Bovine RSV can be a major problem in cows, which represent a good animal model for human RSV. Calves have RSV symptoms similar to those in human babies and the disease pathology is similar. So, studying bovine RSV yields information about the strain that infects humans, he adds.
Also in this study, researchers used confocal microscopy to view very thin sections of the RSV viral genome in live, infected cells. This technique allowed them to reconstruct the viral RNA aggregates in three dimensions.

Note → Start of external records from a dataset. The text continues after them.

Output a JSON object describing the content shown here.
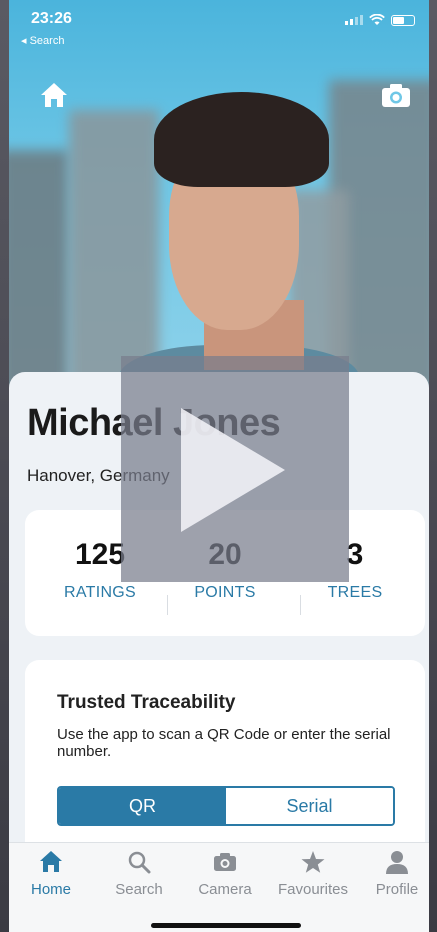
{
  "status": {
    "time": "23:26",
    "back_label": "◂ Search"
  },
  "profile": {
    "name": "Michael Jones",
    "location": "Hanover, Germany"
  },
  "stats": [
    {
      "value": "125",
      "label": "RATINGS"
    },
    {
      "value": "20",
      "label": "POINTS"
    },
    {
      "value": "3",
      "label": "TREES"
    }
  ],
  "trace": {
    "title": "Trusted Traceability",
    "description": "Use the app to scan a QR Code or enter the serial number.",
    "options": [
      "QR",
      "Serial"
    ],
    "selected": "QR"
  },
  "tabs": [
    {
      "label": "Home",
      "icon": "home-icon",
      "active": true
    },
    {
      "label": "Search",
      "icon": "search-icon"
    },
    {
      "label": "Camera",
      "icon": "camera-icon"
    },
    {
      "label": "Favourites",
      "icon": "star-icon"
    },
    {
      "label": "Profile",
      "icon": "person-icon"
    }
  ],
  "colors": {
    "accent": "#2a7aa6",
    "sky": "#4bb4dc"
  }
}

“Most pathologists look at thick sections of RSV in formaldehyde, but our 3-D structures are more fluid and amorphous than the solid structures pathologists have observed,” Santangelo says. “The more we know about how RSV really looks, the more we’ll understand about its pathogenesis.”
RSV is the most important cause of respiratory infection in young children worldwide, infecting virtually every child in the first few years of life. Immunity is feeble and fleeting, and repeated infections are the rule. One in every 100 or 200 infected infants requires hospitalization, usually for bronchiolitis. There hasn’t been yet an effective vaccine for RSV, and current antiviral drugs are in their infancy in terms of efficacy, Santangelo notes.
Ultimately, researchers want to conduct in vivo testing, but they must first adapt their molecular beacons technology for that purpose, Santangelo says. “In the nearer term, we hope to use molecular beacons to detect RSV in clinical samples, like with those taken with a nasal swab. We might be able to detect RSV in its first day of incubation and make an early diagnosis,’’ he adds.
The researchers also hope their research will lead to the development of a suite of antiviral drugs for treating RSV and other viruses, including human influenza.